Otro texto antiguo, que también ya había rondado por aquí.
Cuando el flautista de Hamelín comprendió que no le pagarían las cien monedas de oro prometidas por haber librado a la ciudad de los odiosos ratones, enfureció terriblemente y decidió tomar venganza. Tocó una melodía maravillosa y todos los niños del poblado comenzaron a seguirlo, hipnotizados, sin que sus padres pudieran evitarlo. Caminando con ellos detrás, los llevó hasta las montañas, donde los dejó encerrados en una cueva fría y oscura. De nada valieron llantos ni súplicas por parte de los niños para que el flautista los dejara regresar a casa. La venganza estaba consumada.
El flautista decidió ir a descansar de tanto trabajo realizado; con la flauta bajo el brazo, se encaminó a la villa más cercana. Caminar le abrió el apetito y la sed, así que deteniéndose en la primera posada que encontró, decidió comer algo y tomar algunos tragos. No le quedaban más que unas cuantas monedas en el bolsillo, aunque suficientes para una cena sencilla y una botella de vino barato, que le hicieran olvidar la amarga experiencia de Hamelín. Después de cenar, se fue tomando con gusto varios tragos, hasta que embrutecido, se olvidó del motivo de su enojo. Con la razón semi nublada, apoyó la cabeza sobre la mesa, mientras la flauta mágica se le escapaba de las manos e iba a rodar hasta un rincón oscuro y solitario. Más tarde, el posadero, lo llevó a una de las habitaciones malolientes y de mala muerte, que estaban vacías. Ya mañana se arreglarían tocante al pago. La flauta olvidada, permanecía quieta y muda, sin alumbrar a nadie con su canto. Cuando los últimos parroquianos abandonaron la posada y las mesas quedaron vacías, el jovencito que hacía la limpieza, empezó a barrer. Así, cuando se encontró con la flauta tirada y la sostuvo entre sus manos, de inmediato supo que aquel objeto era mágico. Furtivamente lo guardó entre sus ropas y siguió barriendo. Más tarde, a solas, la admiró largamente, dudando entre llevarla a su boca, tocarla o no. Para entonces, él ya sabía que nunca más en su vida volvería a barrer, que la flauta haría su fortuna. En su mente juvenil, miles de melodías mágicas danzaban, ordenadas, en su cerebro. En cuanto el primer rayo de sol iluminó el horizonte, el muchacho recogió su magro equipaje y abandonó la posada. ¡Tenía tantas cosas por hacer!
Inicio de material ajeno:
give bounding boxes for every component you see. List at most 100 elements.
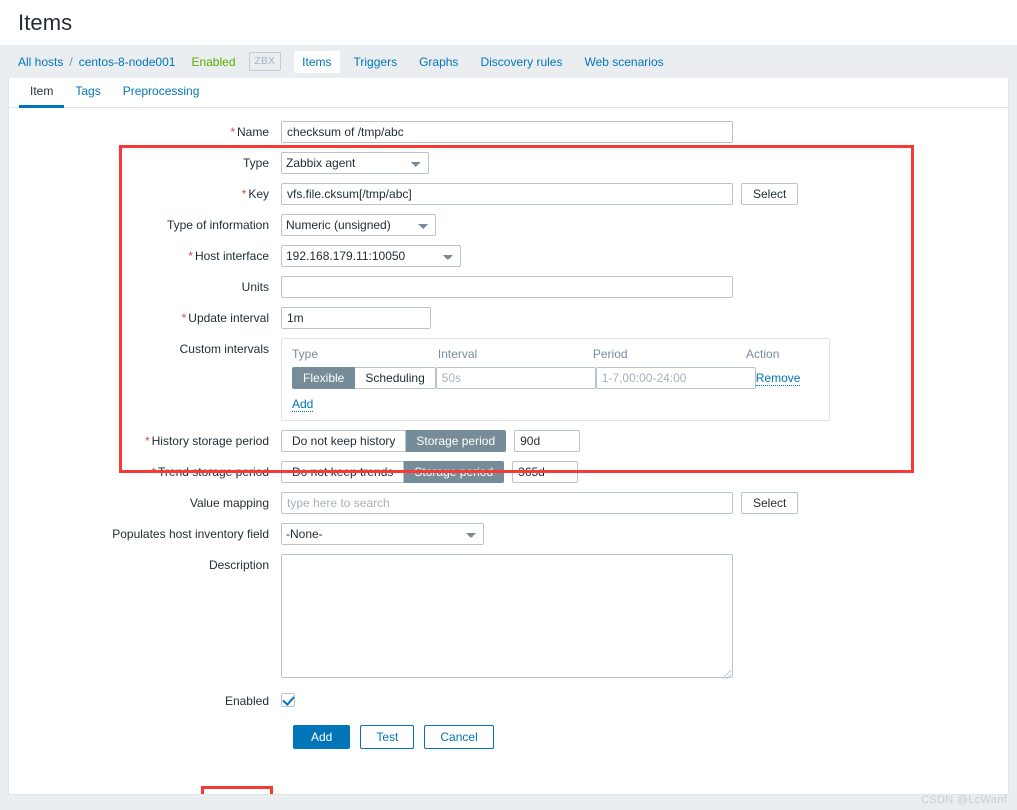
tab-preprocessing[interactable]: Preprocessing — [112, 79, 211, 108]
custom-intervals-row: Flexible Scheduling Remov — [292, 367, 819, 389]
label-description: Description — [208, 558, 269, 572]
breadcrumb: All hosts / centos-8-node001 Enabled ZBX… — [0, 45, 1017, 78]
field-row-trend-storage-period: * Trend storage period Do not keep trends… — [9, 461, 1008, 483]
breadcrumb-tab-discovery-rules[interactable]: Discovery rules — [472, 51, 570, 73]
label-type: Type — [242, 156, 269, 170]
zbx-agent-badge: ZBX — [248, 52, 282, 71]
form-actions: Add Test Cancel — [293, 725, 1008, 749]
period-input[interactable] — [595, 367, 756, 389]
description-textarea[interactable] — [281, 554, 733, 678]
interval-cell — [435, 367, 596, 389]
label-key: * Key — [241, 187, 269, 201]
label-enabled: Enabled — [224, 694, 269, 708]
column-header-action: Action — [746, 347, 780, 361]
tab-item[interactable]: Item — [19, 79, 65, 108]
history-storage-segmented-control: Do not keep history Storage period — [281, 430, 507, 452]
cancel-button[interactable]: Cancel — [424, 725, 494, 749]
label-name: * Name — [230, 125, 269, 139]
field-row-history-storage-period: * History storage period Do not keep hist… — [9, 430, 1008, 452]
period-cell — [595, 367, 756, 389]
page-header: Items — [0, 0, 1017, 45]
field-row-name: * Name — [9, 121, 1008, 143]
value-mapping-select-button[interactable]: Select — [741, 492, 799, 514]
custom-intervals-table: Type Interval Period Action Flexible Sch… — [281, 338, 830, 421]
units-input[interactable] — [281, 276, 733, 298]
field-row-key: *Key Select — [9, 183, 1008, 205]
trend-storage-period-option[interactable]: Storage period — [404, 461, 505, 483]
field-row-update-interval: * Update interval — [9, 307, 1008, 329]
remove-interval-link[interactable]: Remove — [755, 371, 801, 386]
label-trend-storage-period: * Trend storage period — [151, 465, 269, 479]
interval-input[interactable] — [435, 367, 596, 389]
type-select[interactable]: Zabbix agent — [281, 152, 429, 174]
update-interval-input[interactable] — [281, 307, 431, 329]
field-row-host-inventory-field: Populates host inventory field -None- — [9, 523, 1008, 545]
trend-storage-segmented-control: Do not keep trends Storage period — [281, 461, 505, 483]
label-history-storage-period: * History storage period — [144, 434, 269, 448]
required-marker: * — [144, 434, 150, 448]
key-input[interactable] — [281, 183, 733, 205]
test-button[interactable]: Test — [360, 725, 415, 749]
field-row-type: Type Zabbix agent — [9, 152, 1008, 174]
breadcrumb-tab-triggers[interactable]: Triggers — [346, 51, 406, 73]
label-value-mapping: Value mapping — [189, 496, 269, 510]
label-update-interval: * Update interval — [181, 311, 269, 325]
required-marker: * — [230, 125, 235, 139]
label-host-interface: * Host interface — [188, 249, 269, 263]
trend-storage-period-input[interactable] — [512, 461, 579, 483]
label-custom-intervals: Custom intervals — [179, 342, 269, 356]
trend-do-not-keep[interactable]: Do not keep trends — [281, 461, 405, 483]
required-marker: * — [241, 187, 247, 201]
field-row-description: Description — [9, 554, 1008, 681]
breadcrumb-host[interactable]: centos-8-node001 — [79, 55, 176, 69]
action-cell: Remove — [755, 371, 819, 386]
highlight-box-add-button — [201, 786, 273, 794]
breadcrumb-tab-graphs[interactable]: Graphs — [411, 51, 466, 73]
breadcrumb-tab-items[interactable]: Items — [294, 50, 340, 73]
add-interval-link[interactable]: Add — [292, 397, 314, 412]
column-header-type: Type — [292, 347, 319, 361]
tab-tags[interactable]: Tags — [64, 79, 111, 108]
host-interface-select[interactable]: 192.168.179.11:10050 — [281, 245, 461, 267]
column-header-interval: Interval — [437, 347, 478, 361]
items-page: Items All hosts / centos-8-node001 Enabl… — [0, 0, 1017, 810]
interval-type-segmented-control: Flexible Scheduling — [292, 367, 436, 389]
interval-type-toggle: Flexible Scheduling — [292, 367, 436, 389]
field-row-type-of-information: Type of information Numeric (unsigned) — [9, 214, 1008, 236]
item-form-card: Item Tags Preprocessing *Name Type Zabbi… — [8, 78, 1009, 795]
host-inventory-field-select[interactable]: -None- — [281, 523, 484, 545]
field-row-value-mapping: Value mapping Select — [9, 492, 1008, 514]
enabled-checkbox[interactable] — [281, 693, 295, 707]
label-units: Units — [241, 280, 269, 294]
interval-type-flexible[interactable]: Flexible — [292, 367, 356, 389]
interval-type-scheduling[interactable]: Scheduling — [355, 367, 436, 389]
page-title: Items — [18, 9, 73, 35]
required-marker: * — [181, 311, 187, 325]
host-status: Enabled — [191, 54, 236, 69]
label-host-inventory-field: Populates host inventory field — [112, 527, 269, 541]
watermark: CSDN @LcWanf — [921, 794, 1007, 806]
history-do-not-keep[interactable]: Do not keep history — [281, 430, 407, 452]
description-wrapper — [281, 554, 733, 681]
field-row-host-interface: * Host interface 192.168.179.11:10050 — [9, 245, 1008, 267]
name-input[interactable] — [281, 121, 733, 143]
field-row-units: Units — [9, 276, 1008, 298]
history-storage-period-input[interactable] — [514, 430, 581, 452]
form-tabs: Item Tags Preprocessing — [9, 78, 1008, 108]
column-header-period: Period — [592, 347, 628, 361]
add-button[interactable]: Add — [293, 725, 351, 749]
field-row-custom-intervals: Custom intervals Type Interval Period Ac… — [9, 338, 1008, 421]
key-select-button[interactable]: Select — [741, 183, 799, 205]
label-type-of-information: Type of information — [166, 218, 269, 232]
custom-intervals-header: Type Interval Period Action — [292, 347, 819, 361]
required-marker: * — [151, 465, 157, 479]
breadcrumb-all-hosts[interactable]: All hosts — [18, 55, 63, 69]
breadcrumb-separator: / — [69, 54, 73, 69]
history-storage-period-option[interactable]: Storage period — [406, 430, 507, 452]
required-marker: * — [188, 249, 193, 263]
type-of-information-select[interactable]: Numeric (unsigned) — [281, 214, 436, 236]
value-mapping-input[interactable] — [281, 492, 733, 514]
item-form: *Name Type Zabbix agent *Key — [9, 108, 1008, 794]
field-row-enabled: Enabled — [9, 690, 1008, 712]
breadcrumb-tab-web-scenarios[interactable]: Web scenarios — [576, 51, 671, 73]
Bien entrada la mañana, el flautista de Hamelín despertó con un horrible dolor de cabeza; cuando por fin reaccionó y se dio cuenta que había perdido la flauta, bajó como un poseído, hasta las mesas del comedor de la posada. Lanzó gritos y maldiciones, volteó mesas, sillas; golpeó a dos o tres sirvientes, pero la flauta ya estaba muy lejos y no habría de regresar a él. Aquel hombre, había dejado de ser el maravilloso flautista.
El joven poseedor de la flauta, iba feliz por un camino lejano, alegrándose de su buena suerte. Tocaba pequeñas melodías en la flauta y mientras más tocaba, más ganaba en sabiduría de cómo utilizar el instrumento. Fue en aquel momento cuando por fin se sintió libre, ansioso de vivir por el simple hecho de existir, de ser él mismo. El cielo arriba, era de un azul celeste brillante, sin nubes. Estos dos últimos hechos, pensó, nada tenían que ver con la flauta mágica.
En un cruce de caminos encontró dos letreros clavados al tronco de un árbol. El primero, rezaba el nombre del poblado próximo: Hammer’s land. El segundo, era un llamado para quien pudiera ayudar a los habitantes de aquel lugar: un lobo o una bestia desconocida, estaba acabando con varias clases de ganado y un vecino del lugar había sido herido gravemente. Hacía más de un mes los animales aparecían muertos en cualquier rincón, nadie sabía que hacer; por eso pedían ayuda. El joven sí supo qué hacer. Sonriente, confiado, con la flauta mágica resguardada entre sus manos, caminó hacia la entrada de la ciudad. Había nacido el flautista de Hammer´s land.